While the following two chapters by Dai Chaowu and Eric Hyer on China’s India policy and conciliation with its neighbors are rather repetitive when it comes to the war of 1962 itself, Paul McGarr in his article “The United States, Britain and the Sino-Indian border war” provides an excellent overview of the conflict’s international dimension. He shows how, by offering its support against communist China, the Kennedy administration hoped to counterbalance India’s alienation from the West after the annexation of Goa from NATO member Portugal and its decision to purchase Soviet MiG-21 aircrafts during the previous year. However, much of Indian goodwill was lost when a US diplomat later offered long-term arms supply in return for a settlement of the Kashmir dispute with Pakistan.
Pakistan is described as the conflict’s main beneficiary by Amit R. Das Gupta in the subsequent chapter. When its Western allies sided with inimical India, Pakistan decided to settle its differences with China once and for all, thus gaining a powerful regional ally. In chapter 7, Andreas Hilger portrays a Soviet leadership torn between alliance with China and friendship with India all the while being preoccupied with the coinciding Cuban Missile Crisis. In the end, by choosing to remain neutral, Moscow would disappoint both Beijing and New Delhi.
The last “perspectives” shed light on the effects the Sino-Indian War of 1962 had on Indian domestic life and politics.
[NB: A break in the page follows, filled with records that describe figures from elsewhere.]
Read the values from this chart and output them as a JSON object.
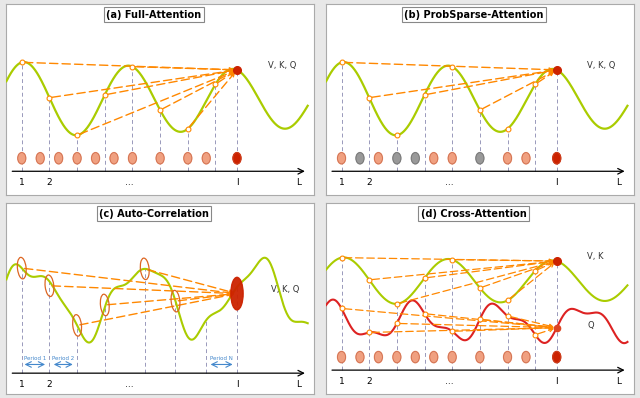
{
  "title_a": "(a) Full-Attention",
  "title_b": "(b) ProbSparse-Attention",
  "title_c": "(c) Auto-Correlation",
  "title_d": "(d) Cross-Attention",
  "bg_color": "#e8e8e8",
  "panel_bg": "#ffffff",
  "wave_color": "#aacc00",
  "wave_color2": "#dd2222",
  "orange_color": "#ff8800",
  "red_dot_color": "#cc2200",
  "salmon_dot_color": "#f0a080",
  "gray_dot_color": "#999999",
  "dashed_vert_color": "#9999bb",
  "blue_arrow_color": "#4488cc",
  "period_text_color": "#4488cc",
  "vkq_label": "V, K, Q",
  "vk_label": "V, K",
  "q_label": "Q"
}
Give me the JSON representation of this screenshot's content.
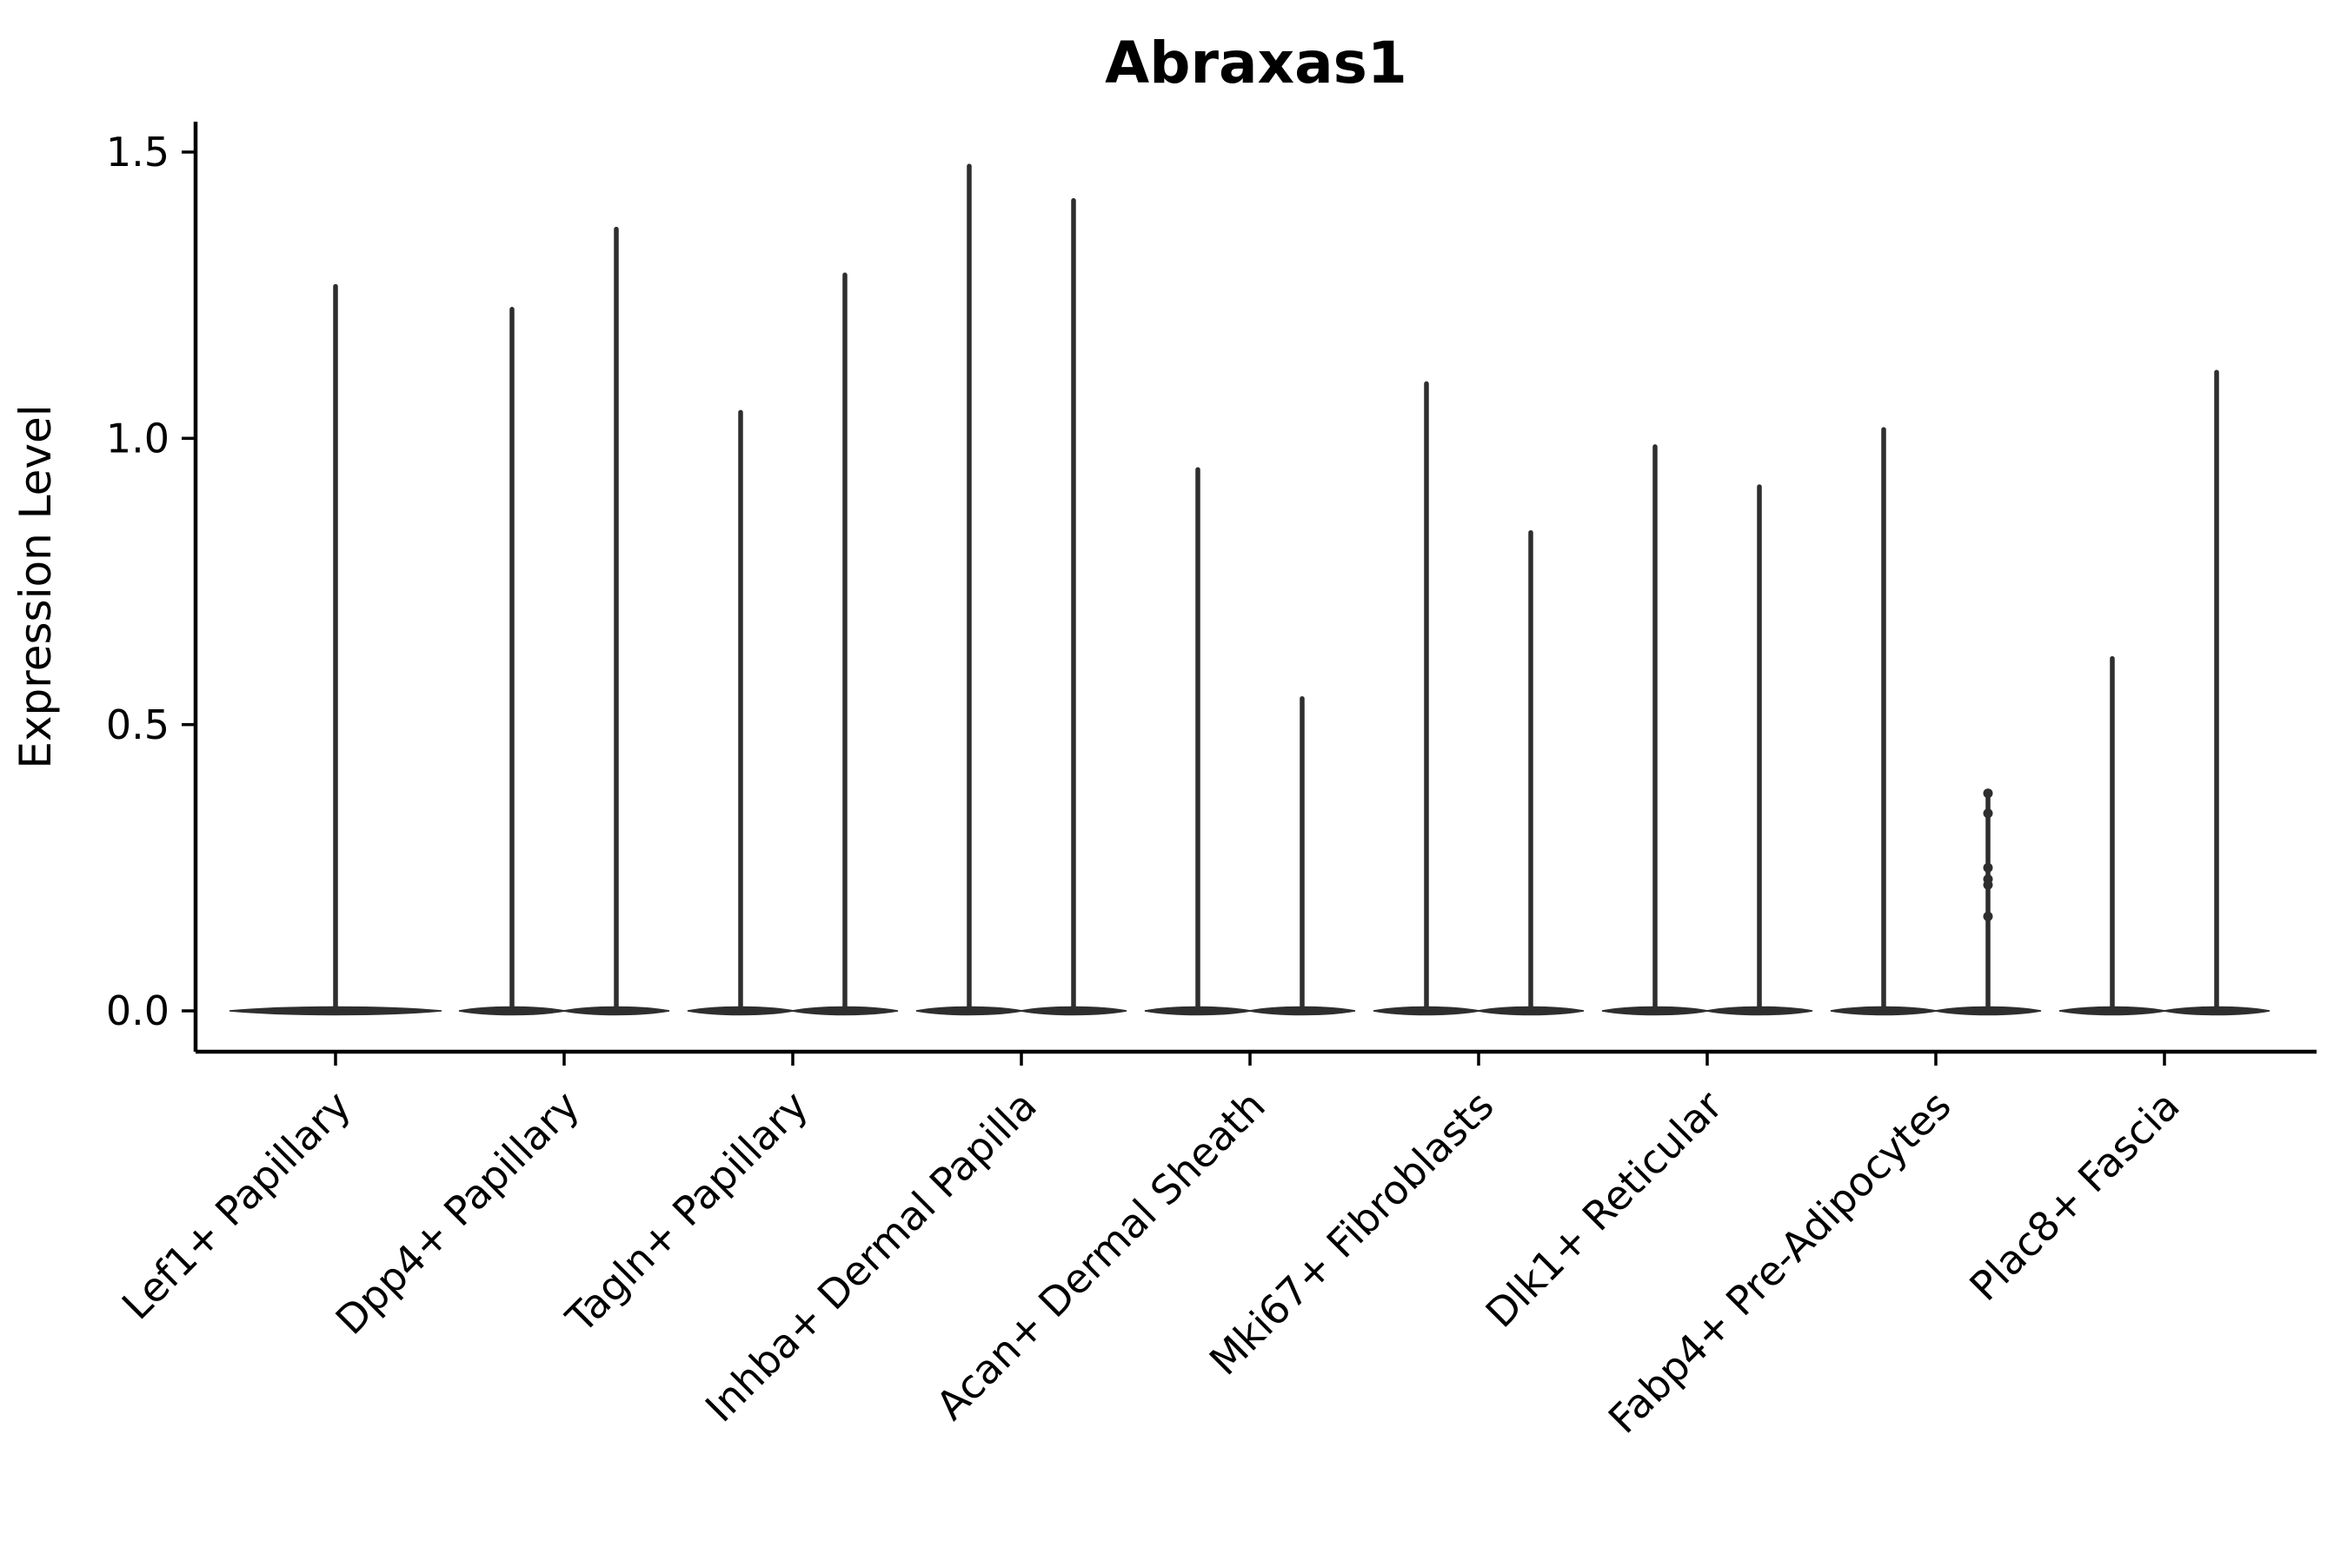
{
  "title": "Abraxas1",
  "axis": {
    "ylabel": "Expression Level"
  },
  "chart_data": {
    "type": "violin",
    "title": "Abraxas1",
    "xlabel": "",
    "ylabel": "Expression Level",
    "ylim": [
      -0.07,
      1.55
    ],
    "yticks": [
      "0.0",
      "0.5",
      "1.0",
      "1.5"
    ],
    "grid": false,
    "legend": "none",
    "violin_color": "#2e2e2e",
    "axis_color": "#000000",
    "baseline_value": 0.0,
    "categories": [
      "Lef1+ Papillary",
      "Dpp4+ Papillary",
      "Tagln+ Papillary",
      "Inhba+ Dermal Papilla",
      "Acan+ Dermal Sheath",
      "Mki67+ Fibroblasts",
      "Dlk1+ Reticular",
      "Fabp4+ Pre-Adipocytes",
      "Plac8+ Fascia"
    ],
    "series": [
      {
        "category": "Lef1+ Papillary",
        "violins": [
          {
            "max": 1.27
          }
        ]
      },
      {
        "category": "Dpp4+ Papillary",
        "violins": [
          {
            "max": 1.23
          },
          {
            "max": 1.37
          }
        ]
      },
      {
        "category": "Tagln+ Papillary",
        "violins": [
          {
            "max": 1.05
          },
          {
            "max": 1.29
          }
        ]
      },
      {
        "category": "Inhba+ Dermal Papilla",
        "violins": [
          {
            "max": 1.48
          },
          {
            "max": 1.42
          }
        ]
      },
      {
        "category": "Acan+ Dermal Sheath",
        "violins": [
          {
            "max": 0.95
          },
          {
            "max": 0.55
          }
        ]
      },
      {
        "category": "Mki67+ Fibroblasts",
        "violins": [
          {
            "max": 1.1
          },
          {
            "max": 0.84
          }
        ]
      },
      {
        "category": "Dlk1+ Reticular",
        "violins": [
          {
            "max": 0.99
          },
          {
            "max": 0.92
          }
        ]
      },
      {
        "category": "Fabp4+ Pre-Adipocytes",
        "violins": [
          {
            "max": 1.02
          },
          {
            "max": 0.38,
            "points": [
              0.38,
              0.345,
              0.25,
              0.23,
              0.22,
              0.165
            ]
          }
        ]
      },
      {
        "category": "Plac8+ Fascia",
        "violins": [
          {
            "max": 0.62
          },
          {
            "max": 1.12
          }
        ]
      }
    ]
  }
}
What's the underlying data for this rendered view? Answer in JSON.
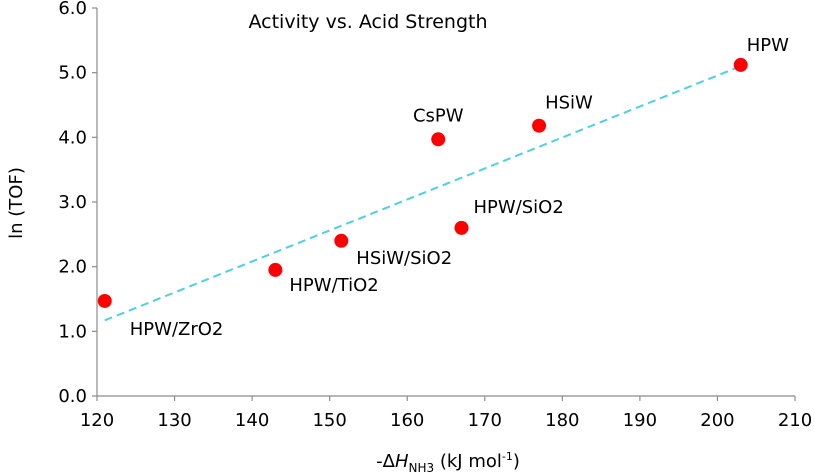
{
  "chart_data": {
    "type": "scatter",
    "title": "Activity vs. Acid Strength",
    "xlabel": {
      "prefix": "-Δ",
      "symbol": "H",
      "subscript": "NH3",
      "suffix": " (kJ mol",
      "superscript": "-1",
      "close": ")"
    },
    "ylabel": "ln (TOF)",
    "xlim": [
      120,
      210
    ],
    "ylim": [
      0,
      6
    ],
    "xticks": [
      "120",
      "130",
      "140",
      "150",
      "160",
      "170",
      "180",
      "190",
      "200",
      "210"
    ],
    "yticks": [
      "0.0",
      "1.0",
      "2.0",
      "3.0",
      "4.0",
      "5.0",
      "6.0"
    ],
    "points": [
      {
        "label": "HPW/ZrO2",
        "x": 121,
        "y": 1.47
      },
      {
        "label": "HPW/TiO2",
        "x": 143,
        "y": 1.95
      },
      {
        "label": "HSiW/SiO2",
        "x": 151.5,
        "y": 2.4
      },
      {
        "label": "CsPW",
        "x": 164,
        "y": 3.97
      },
      {
        "label": "HPW/SiO2",
        "x": 167,
        "y": 2.6
      },
      {
        "label": "HSiW",
        "x": 177,
        "y": 4.18
      },
      {
        "label": "HPW",
        "x": 203,
        "y": 5.12
      }
    ],
    "trendline": {
      "x": [
        121,
        203
      ],
      "y": [
        1.17,
        5.1
      ]
    },
    "marker_color": "#ff0000",
    "trendline_color": "#4dd0e1",
    "grid": false
  }
}
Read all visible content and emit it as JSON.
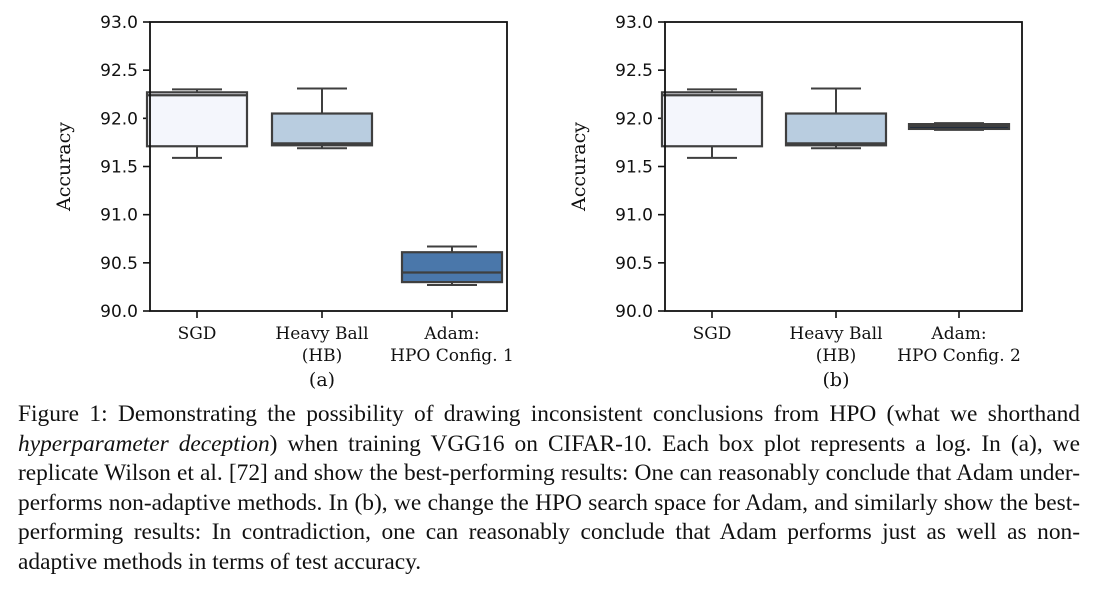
{
  "chart_data": [
    {
      "type": "box",
      "panel_label": "(a)",
      "ylabel": "Accuracy",
      "ylim": [
        90.0,
        93.0
      ],
      "yticks": [
        "90.0",
        "90.5",
        "91.0",
        "91.5",
        "92.0",
        "92.5",
        "93.0"
      ],
      "categories": [
        {
          "lines": [
            "SGD"
          ]
        },
        {
          "lines": [
            "Heavy Ball",
            "(HB)"
          ]
        },
        {
          "lines": [
            "Adam:",
            "HPO Config. 1"
          ]
        }
      ],
      "boxes": [
        {
          "name": "SGD",
          "whisker_low": 91.59,
          "q1": 91.71,
          "median": 92.24,
          "q3": 92.27,
          "whisker_high": 92.3,
          "color": "#f4f6fc"
        },
        {
          "name": "Heavy Ball (HB)",
          "whisker_low": 91.69,
          "q1": 91.72,
          "median": 91.74,
          "q3": 92.05,
          "whisker_high": 92.31,
          "color": "#b9cde0"
        },
        {
          "name": "Adam: HPO Config. 1",
          "whisker_low": 90.27,
          "q1": 90.3,
          "median": 90.4,
          "q3": 90.61,
          "whisker_high": 90.67,
          "color": "#4a77aa"
        }
      ]
    },
    {
      "type": "box",
      "panel_label": "(b)",
      "ylabel": "Accuracy",
      "ylim": [
        90.0,
        93.0
      ],
      "yticks": [
        "90.0",
        "90.5",
        "91.0",
        "91.5",
        "92.0",
        "92.5",
        "93.0"
      ],
      "categories": [
        {
          "lines": [
            "SGD"
          ]
        },
        {
          "lines": [
            "Heavy Ball",
            "(HB)"
          ]
        },
        {
          "lines": [
            "Adam:",
            "HPO Config. 2"
          ]
        }
      ],
      "boxes": [
        {
          "name": "SGD",
          "whisker_low": 91.59,
          "q1": 91.71,
          "median": 92.24,
          "q3": 92.27,
          "whisker_high": 92.3,
          "color": "#f4f6fc"
        },
        {
          "name": "Heavy Ball (HB)",
          "whisker_low": 91.69,
          "q1": 91.72,
          "median": 91.74,
          "q3": 92.05,
          "whisker_high": 92.31,
          "color": "#b9cde0"
        },
        {
          "name": "Adam: HPO Config. 2",
          "whisker_low": 91.88,
          "q1": 91.89,
          "median": 91.92,
          "q3": 91.94,
          "whisker_high": 91.95,
          "color": "#16253d"
        }
      ]
    }
  ],
  "caption": {
    "label": "Figure 1:",
    "part1": "Demonstrating the possibility of drawing inconsistent conclusions from HPO (what we shorthand",
    "emphasis": "hyperparameter deception",
    "part2": ") when training VGG16 on CIFAR-10. Each box plot represents a log. In (a), we replicate Wilson et al. [72] and show the best-performing results: One can reasonably conclude that Adam under-performs non-adaptive methods. In (b), we change the HPO search space for Adam, and similarly show the best-performing results: In contradiction, one can reasonably conclude that Adam performs just as well as non-adaptive methods in terms of test accuracy."
  }
}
In chapter 9, Imtiaz Omar describes how the conflict paved the road for constitutional amendments that made the 1970s’ Emergency possible, while the following two chapters are dedicated to the repression – and subsequent radicalization – of parts of the Communist Party of India (CPI) during and after the war, and the much-neglected fate of Indians of Chinese descent, who were not only interned for up to five years, but also expropriated. Many of them have since migrated to China – a subtle form of ethnic cleansing the Indian government has never admitted to.
Altogether, Das Gupta and Lüthi have assembled a fine collection of contributions. However, in view of the fact that neither of the last four chapters of the book deal with the war’s repercussions in China, one cannot help but get the impression that the volume’s third part “Domestic perspectives” somewhat overlooks the other side of the picture. A greater focus on the Chinese motives in 1962 and on the consequences of the war in China itself shortly after Mao’s “Great Leap Forward” had ended in a complete disaster and not so long before the “Great Proletarian Cultural Revolution” would create tremendous turmoil, might have done even better justice to the editors’ claim of providing new perspectives on the Sino-Indian War of 1962.